A Tat é liberada de células infectadas por HIV-1. A Tat extracelular tem a habilidade de entrar na célula e no núcleo em forma ativa onde pode estimular a atividade transcricional do LTR do HIV. A Tat exógena absorvida por células não infectadas também pode trans-ativar genes endógenos, induzindo a produção de várias citocinas e seus receptores. Tem sido recentemente demonstrado que a trans-ativação do LTR e possivelmente a transcrição de genes celulares dependem da ativação de NF-kB (Fator Nuclear Kappa B; OMIM 164011) por Tat. A Tat exógena também é capaz de exercer atividade angiogênica “in vitro” e “in vivo” e estimular a proliferação celular, a quimio-invasão e ativação de células endoteliais cultivadas.

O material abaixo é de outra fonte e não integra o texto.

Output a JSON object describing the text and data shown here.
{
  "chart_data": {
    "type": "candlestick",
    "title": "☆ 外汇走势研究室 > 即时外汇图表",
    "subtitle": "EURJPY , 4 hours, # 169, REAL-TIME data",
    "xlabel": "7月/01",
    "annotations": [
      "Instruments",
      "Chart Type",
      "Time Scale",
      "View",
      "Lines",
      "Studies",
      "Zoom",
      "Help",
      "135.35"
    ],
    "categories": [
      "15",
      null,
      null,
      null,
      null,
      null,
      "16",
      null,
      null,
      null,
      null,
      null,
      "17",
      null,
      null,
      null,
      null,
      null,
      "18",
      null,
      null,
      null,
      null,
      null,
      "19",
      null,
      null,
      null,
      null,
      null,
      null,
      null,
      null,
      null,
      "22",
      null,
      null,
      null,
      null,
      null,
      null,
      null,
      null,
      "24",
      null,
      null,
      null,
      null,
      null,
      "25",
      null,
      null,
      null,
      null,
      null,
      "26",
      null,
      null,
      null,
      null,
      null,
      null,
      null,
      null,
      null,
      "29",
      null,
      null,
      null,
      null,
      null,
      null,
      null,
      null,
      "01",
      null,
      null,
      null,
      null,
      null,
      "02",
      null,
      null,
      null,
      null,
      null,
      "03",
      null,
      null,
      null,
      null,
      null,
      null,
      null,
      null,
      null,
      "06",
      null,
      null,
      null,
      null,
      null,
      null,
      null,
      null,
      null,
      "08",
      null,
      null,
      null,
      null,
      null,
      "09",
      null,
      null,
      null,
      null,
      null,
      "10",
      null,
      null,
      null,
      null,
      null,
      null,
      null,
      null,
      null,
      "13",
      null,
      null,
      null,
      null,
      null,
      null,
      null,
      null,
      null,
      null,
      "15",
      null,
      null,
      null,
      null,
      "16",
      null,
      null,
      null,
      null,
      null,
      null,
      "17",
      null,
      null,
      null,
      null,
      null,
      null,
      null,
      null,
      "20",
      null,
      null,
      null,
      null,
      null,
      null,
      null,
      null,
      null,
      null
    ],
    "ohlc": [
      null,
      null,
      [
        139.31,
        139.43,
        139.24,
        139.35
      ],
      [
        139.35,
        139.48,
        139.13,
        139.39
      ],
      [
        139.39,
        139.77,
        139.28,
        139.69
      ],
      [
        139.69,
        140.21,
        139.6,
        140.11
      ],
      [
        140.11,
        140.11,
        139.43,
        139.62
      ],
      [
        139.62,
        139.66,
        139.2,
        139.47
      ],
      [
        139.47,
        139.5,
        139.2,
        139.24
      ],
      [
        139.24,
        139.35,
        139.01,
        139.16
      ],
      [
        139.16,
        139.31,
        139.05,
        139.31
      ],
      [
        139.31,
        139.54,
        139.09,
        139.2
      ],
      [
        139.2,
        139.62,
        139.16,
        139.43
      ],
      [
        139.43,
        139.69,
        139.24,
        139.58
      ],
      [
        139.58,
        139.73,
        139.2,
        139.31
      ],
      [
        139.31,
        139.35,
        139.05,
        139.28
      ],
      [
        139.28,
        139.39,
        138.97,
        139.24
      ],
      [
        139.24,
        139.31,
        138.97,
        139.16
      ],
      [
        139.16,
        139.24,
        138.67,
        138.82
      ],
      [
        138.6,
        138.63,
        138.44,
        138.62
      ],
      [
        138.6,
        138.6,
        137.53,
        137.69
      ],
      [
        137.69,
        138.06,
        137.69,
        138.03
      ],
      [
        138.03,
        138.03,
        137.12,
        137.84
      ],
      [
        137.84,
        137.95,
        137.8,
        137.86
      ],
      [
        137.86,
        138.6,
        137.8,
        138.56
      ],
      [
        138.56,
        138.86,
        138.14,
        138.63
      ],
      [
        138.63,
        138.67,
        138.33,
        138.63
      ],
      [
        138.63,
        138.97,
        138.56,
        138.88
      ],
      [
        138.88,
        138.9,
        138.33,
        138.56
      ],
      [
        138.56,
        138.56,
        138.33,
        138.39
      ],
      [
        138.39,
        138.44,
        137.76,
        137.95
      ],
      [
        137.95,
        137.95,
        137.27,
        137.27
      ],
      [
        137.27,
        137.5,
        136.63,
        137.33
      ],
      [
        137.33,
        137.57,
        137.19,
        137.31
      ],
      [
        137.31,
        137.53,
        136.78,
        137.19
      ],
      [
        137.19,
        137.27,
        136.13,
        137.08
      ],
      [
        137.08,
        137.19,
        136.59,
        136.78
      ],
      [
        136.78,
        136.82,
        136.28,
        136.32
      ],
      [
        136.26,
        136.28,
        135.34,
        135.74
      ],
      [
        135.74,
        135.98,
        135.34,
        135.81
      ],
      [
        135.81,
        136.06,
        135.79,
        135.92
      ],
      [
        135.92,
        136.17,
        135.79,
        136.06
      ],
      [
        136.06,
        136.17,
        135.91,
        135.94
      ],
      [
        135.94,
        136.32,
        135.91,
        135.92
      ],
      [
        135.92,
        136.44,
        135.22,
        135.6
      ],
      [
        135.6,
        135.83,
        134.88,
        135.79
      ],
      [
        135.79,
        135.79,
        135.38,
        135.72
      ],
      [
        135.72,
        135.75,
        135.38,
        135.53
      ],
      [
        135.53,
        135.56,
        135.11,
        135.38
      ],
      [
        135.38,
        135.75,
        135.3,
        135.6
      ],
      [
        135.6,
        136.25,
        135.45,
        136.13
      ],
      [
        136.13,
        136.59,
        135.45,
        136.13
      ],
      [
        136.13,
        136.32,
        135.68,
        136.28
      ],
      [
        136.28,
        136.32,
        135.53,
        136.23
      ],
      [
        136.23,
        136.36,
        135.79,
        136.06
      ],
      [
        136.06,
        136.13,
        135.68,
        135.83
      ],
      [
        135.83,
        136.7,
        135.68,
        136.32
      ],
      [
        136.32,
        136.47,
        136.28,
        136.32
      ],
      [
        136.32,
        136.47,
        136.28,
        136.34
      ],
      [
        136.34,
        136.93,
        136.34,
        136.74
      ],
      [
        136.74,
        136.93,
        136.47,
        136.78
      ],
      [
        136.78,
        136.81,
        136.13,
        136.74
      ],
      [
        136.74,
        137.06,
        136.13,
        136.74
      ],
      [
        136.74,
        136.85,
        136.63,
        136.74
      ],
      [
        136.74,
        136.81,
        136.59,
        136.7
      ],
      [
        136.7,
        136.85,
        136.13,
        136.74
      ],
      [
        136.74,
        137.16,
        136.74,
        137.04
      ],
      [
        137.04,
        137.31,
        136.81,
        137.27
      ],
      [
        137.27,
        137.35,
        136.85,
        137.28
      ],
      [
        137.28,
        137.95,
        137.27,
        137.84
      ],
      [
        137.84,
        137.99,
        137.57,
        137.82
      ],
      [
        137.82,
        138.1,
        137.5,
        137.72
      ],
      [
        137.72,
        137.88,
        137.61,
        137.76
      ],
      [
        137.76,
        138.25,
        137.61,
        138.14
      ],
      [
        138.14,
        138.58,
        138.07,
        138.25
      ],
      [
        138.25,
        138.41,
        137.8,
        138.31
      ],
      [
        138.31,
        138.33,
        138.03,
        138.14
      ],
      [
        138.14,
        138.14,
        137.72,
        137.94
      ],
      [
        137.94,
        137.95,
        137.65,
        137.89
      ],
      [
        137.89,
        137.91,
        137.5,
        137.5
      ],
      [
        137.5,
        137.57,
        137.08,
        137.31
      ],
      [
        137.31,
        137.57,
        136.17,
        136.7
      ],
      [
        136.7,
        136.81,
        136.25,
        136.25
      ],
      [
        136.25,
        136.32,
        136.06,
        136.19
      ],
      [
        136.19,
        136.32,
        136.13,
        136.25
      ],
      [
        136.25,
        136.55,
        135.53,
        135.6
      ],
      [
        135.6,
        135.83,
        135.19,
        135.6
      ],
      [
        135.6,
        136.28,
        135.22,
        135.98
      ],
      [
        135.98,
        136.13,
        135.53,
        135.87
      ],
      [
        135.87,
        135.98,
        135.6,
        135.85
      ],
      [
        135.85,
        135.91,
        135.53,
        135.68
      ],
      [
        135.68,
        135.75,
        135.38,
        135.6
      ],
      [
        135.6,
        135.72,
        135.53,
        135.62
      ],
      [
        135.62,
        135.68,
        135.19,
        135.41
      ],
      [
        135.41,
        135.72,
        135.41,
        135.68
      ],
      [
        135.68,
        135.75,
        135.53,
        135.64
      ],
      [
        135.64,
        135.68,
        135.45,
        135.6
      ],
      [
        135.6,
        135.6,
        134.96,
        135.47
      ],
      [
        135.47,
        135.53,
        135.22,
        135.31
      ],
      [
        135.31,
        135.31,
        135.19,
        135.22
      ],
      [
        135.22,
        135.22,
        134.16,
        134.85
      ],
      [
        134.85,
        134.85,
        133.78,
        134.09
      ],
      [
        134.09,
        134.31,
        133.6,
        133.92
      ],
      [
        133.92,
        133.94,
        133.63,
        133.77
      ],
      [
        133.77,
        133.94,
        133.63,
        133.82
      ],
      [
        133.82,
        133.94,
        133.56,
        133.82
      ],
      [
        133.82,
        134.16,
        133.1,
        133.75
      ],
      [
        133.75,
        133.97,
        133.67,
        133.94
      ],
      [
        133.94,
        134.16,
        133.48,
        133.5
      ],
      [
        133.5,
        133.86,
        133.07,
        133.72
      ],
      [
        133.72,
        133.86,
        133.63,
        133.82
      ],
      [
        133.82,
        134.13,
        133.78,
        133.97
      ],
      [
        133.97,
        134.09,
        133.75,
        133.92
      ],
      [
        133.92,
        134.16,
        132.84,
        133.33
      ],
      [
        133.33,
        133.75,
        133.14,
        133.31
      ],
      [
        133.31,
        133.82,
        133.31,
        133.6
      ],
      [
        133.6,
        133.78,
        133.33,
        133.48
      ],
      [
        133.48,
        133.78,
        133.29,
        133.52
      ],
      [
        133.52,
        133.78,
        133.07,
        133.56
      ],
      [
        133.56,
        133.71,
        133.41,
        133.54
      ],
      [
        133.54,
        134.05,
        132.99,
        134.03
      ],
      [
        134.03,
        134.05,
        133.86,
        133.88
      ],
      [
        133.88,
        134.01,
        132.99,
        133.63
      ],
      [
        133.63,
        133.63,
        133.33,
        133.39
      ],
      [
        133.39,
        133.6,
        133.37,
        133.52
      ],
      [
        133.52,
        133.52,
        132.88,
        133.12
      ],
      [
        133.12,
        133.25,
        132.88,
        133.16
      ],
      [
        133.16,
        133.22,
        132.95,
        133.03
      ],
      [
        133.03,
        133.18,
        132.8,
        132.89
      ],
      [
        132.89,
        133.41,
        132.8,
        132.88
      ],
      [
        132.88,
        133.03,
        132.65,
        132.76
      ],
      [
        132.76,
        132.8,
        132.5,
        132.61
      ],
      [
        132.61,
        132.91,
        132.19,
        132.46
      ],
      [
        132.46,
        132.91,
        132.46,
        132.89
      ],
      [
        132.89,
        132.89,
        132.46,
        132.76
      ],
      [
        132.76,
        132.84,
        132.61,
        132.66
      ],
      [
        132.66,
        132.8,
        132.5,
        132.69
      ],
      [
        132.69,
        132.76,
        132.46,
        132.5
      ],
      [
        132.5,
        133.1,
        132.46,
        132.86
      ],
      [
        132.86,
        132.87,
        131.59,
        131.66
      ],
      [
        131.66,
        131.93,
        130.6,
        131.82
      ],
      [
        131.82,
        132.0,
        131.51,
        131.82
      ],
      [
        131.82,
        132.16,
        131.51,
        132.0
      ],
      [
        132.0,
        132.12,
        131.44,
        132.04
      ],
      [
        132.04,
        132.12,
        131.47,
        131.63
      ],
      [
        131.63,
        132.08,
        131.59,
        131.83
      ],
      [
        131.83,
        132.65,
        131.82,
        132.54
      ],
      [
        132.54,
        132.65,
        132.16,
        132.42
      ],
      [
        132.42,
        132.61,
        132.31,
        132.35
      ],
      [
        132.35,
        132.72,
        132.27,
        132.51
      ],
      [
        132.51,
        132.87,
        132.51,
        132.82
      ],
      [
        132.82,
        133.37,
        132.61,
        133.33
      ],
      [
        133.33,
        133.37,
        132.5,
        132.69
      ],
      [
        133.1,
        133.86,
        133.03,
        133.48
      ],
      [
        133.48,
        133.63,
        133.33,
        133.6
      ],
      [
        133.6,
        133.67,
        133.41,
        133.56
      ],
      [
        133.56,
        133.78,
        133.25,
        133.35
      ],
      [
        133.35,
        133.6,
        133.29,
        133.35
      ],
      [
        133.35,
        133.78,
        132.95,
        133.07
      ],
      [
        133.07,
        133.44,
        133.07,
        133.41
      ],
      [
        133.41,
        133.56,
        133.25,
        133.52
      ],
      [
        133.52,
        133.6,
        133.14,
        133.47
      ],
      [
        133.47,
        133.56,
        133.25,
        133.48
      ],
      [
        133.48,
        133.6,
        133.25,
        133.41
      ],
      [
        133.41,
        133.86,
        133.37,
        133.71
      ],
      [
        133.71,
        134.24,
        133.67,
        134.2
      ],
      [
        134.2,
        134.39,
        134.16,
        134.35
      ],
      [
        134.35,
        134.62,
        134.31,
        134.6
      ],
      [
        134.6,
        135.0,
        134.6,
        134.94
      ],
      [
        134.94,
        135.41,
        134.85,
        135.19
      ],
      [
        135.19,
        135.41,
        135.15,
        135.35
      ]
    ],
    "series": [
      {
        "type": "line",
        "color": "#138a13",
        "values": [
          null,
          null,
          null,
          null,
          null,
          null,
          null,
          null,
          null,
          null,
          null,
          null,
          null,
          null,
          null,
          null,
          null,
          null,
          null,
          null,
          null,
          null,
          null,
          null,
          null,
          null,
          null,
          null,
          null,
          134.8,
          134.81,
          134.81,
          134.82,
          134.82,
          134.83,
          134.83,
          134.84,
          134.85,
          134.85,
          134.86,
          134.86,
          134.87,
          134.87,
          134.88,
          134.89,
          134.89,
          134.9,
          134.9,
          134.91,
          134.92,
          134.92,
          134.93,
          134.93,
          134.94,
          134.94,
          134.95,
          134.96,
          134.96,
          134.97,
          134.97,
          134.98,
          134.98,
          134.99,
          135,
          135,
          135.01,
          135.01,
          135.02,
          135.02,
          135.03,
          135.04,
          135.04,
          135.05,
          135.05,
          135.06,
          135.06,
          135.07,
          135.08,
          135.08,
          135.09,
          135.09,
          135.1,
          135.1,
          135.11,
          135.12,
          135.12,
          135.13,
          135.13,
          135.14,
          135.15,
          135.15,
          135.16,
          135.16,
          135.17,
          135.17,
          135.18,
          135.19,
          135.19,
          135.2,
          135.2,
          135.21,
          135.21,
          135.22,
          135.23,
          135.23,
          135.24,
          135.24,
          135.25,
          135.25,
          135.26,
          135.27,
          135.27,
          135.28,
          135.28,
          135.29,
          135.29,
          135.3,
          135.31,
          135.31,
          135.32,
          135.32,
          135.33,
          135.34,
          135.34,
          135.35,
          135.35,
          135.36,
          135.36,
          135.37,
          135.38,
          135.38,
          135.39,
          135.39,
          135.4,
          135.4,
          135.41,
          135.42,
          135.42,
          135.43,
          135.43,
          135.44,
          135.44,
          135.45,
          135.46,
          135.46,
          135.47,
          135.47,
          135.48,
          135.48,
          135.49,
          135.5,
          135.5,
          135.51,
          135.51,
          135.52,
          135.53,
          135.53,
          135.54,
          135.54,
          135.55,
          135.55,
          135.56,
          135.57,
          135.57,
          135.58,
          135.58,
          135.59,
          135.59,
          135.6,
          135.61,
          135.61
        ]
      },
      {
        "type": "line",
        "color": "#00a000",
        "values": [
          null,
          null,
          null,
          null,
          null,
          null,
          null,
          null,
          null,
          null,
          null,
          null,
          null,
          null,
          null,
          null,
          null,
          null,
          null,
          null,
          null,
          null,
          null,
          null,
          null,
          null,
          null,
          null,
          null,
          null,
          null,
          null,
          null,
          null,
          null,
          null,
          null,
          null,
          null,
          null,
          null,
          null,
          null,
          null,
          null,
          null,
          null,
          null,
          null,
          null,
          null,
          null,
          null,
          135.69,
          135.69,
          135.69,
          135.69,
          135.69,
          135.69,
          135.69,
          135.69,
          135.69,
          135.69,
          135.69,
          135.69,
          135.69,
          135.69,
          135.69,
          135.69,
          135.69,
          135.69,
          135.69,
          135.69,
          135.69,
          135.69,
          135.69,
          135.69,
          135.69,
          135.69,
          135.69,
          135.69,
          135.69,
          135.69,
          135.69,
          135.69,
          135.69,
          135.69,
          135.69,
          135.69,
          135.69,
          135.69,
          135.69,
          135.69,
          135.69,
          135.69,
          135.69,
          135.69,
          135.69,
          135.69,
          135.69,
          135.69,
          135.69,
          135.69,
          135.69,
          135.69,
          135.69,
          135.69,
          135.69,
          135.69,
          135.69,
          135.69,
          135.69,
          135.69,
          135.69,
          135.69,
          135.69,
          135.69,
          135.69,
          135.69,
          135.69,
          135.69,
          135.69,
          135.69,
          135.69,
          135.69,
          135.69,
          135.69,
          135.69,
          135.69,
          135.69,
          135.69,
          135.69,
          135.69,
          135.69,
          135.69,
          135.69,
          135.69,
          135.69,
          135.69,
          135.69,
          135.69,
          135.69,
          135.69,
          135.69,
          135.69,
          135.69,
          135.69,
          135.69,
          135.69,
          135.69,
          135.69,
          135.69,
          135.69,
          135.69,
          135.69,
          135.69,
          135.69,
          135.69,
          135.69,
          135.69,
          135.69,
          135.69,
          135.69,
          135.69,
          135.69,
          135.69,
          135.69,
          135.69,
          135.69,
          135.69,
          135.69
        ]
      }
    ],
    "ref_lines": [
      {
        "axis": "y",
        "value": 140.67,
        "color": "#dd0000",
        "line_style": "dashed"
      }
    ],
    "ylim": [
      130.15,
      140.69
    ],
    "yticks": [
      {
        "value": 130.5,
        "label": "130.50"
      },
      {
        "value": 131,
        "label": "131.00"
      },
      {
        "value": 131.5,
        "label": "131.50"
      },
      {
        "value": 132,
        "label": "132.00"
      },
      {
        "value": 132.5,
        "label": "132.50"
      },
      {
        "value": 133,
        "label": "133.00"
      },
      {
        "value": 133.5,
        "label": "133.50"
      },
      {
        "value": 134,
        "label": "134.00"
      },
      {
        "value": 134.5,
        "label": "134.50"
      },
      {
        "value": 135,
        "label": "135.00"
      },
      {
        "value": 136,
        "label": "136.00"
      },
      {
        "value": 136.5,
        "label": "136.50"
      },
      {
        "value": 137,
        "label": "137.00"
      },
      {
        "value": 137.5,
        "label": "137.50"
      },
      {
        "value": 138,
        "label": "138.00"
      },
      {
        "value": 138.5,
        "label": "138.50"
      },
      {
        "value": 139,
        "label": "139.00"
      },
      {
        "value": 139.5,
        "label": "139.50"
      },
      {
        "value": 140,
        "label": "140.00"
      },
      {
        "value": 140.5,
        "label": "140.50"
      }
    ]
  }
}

Os mecanismos de captura da Tat extra-celular, transporte intra-celular para o núcleo e atividade biológica exercida em células não infectadas ainda não estão claros. A Tat tem sido apresentada como ligante aos receptores de integrina, e aos receptores da quinase de tirosina (quinase que fosforila resíduos de tirosina) do fator de crescimento do endotélio vascular Flk‑1/KDR, de modo análogo ao fator de crescimento endotelial vascular por si mesmo Às células endoteliais. Também, a capacidade de Tat interagir com sulfato de heparina-heparan sulfato (HS) pode atuar num importante papel em sua interação com a superfície celular. A heparina inibe a captura da Tat extracelular e sua atividade trans-ativadora do LTR do HIV-1. A absorção de Tat é significativamente reduzida em células ovarianas mutantes de hamsters chineses defeituosas na síntese de glicosaminoglicanas (GAGs). Similar a vários fatores de crescimento angiogênicos ligantes a heparina, a atividade angiogênica exercida por Tat “in vivo” e sua atividade mitogênica e quimio-atrativa para células endoteliais cultivadas são moduladas por heparina. Finalmente, a proteína Tat recombinante do HIV-1 liga-se a suportes de Heparina-Sefarose (composto usado em testes do tipo blot. Obs.: a heparina é um anti-coagulante) e é purificada somente em altas concentrações de sal. Essas observações sugerem que os proteoglicanos HS (heparan sulfato proteoglicano)associados às células funcionam como co-receptores de superfície celular para a Tat exógena.

A heparina consiste largamente de unidades de dissacarídeo N-6-dissulfato D-glucosamina. Outros dissacarídeos contendo ácido L-iurônico ou D-glucurônico não sulfatados e N-sulfato ou N-acetilato de D-glucosamina também estão presentes enquanto componentes menores. Esta heterogeneidade é mais pronunciada em Heparan Sulfato, onde os dissacarídeos pouco sulfatados são mais abundantes. Observações recentes têm mostrado que a interação de heparina-HS com vários fatores de crescimento angiogênco, incluindo o fator básico de crescimento de fibroblastos (bFGF), fator de crescimento de hepatócitos, e fator de crescimento endotelial vascular, depende do peso molecular da cadeia de polissacarídeos e do grau de distribuição dos grupos sulfato. Interessantemente, distintas seqüências de oligossacarídeos têm sido identificadas por reterem a capacidade de ligação do fator de crescimento de hepatócito ou do fator de crescimento básico do fibroblasto (bFGF). Em adição, estudos de ligação envolvendo heparinas ou preparados HS modificados têm mostrado que os grupos sulfato 2-O- e N- são importantes para a interação de bFGF, enquanto o fator de crescimento do hepatócito interage principalmente com grupos sulfato 6-O-. Tomados juntos, estes dados sugerem que requisitos distintos na estrutura são necessários para a interação de heparina/HS com diferentes fatores de crescimento.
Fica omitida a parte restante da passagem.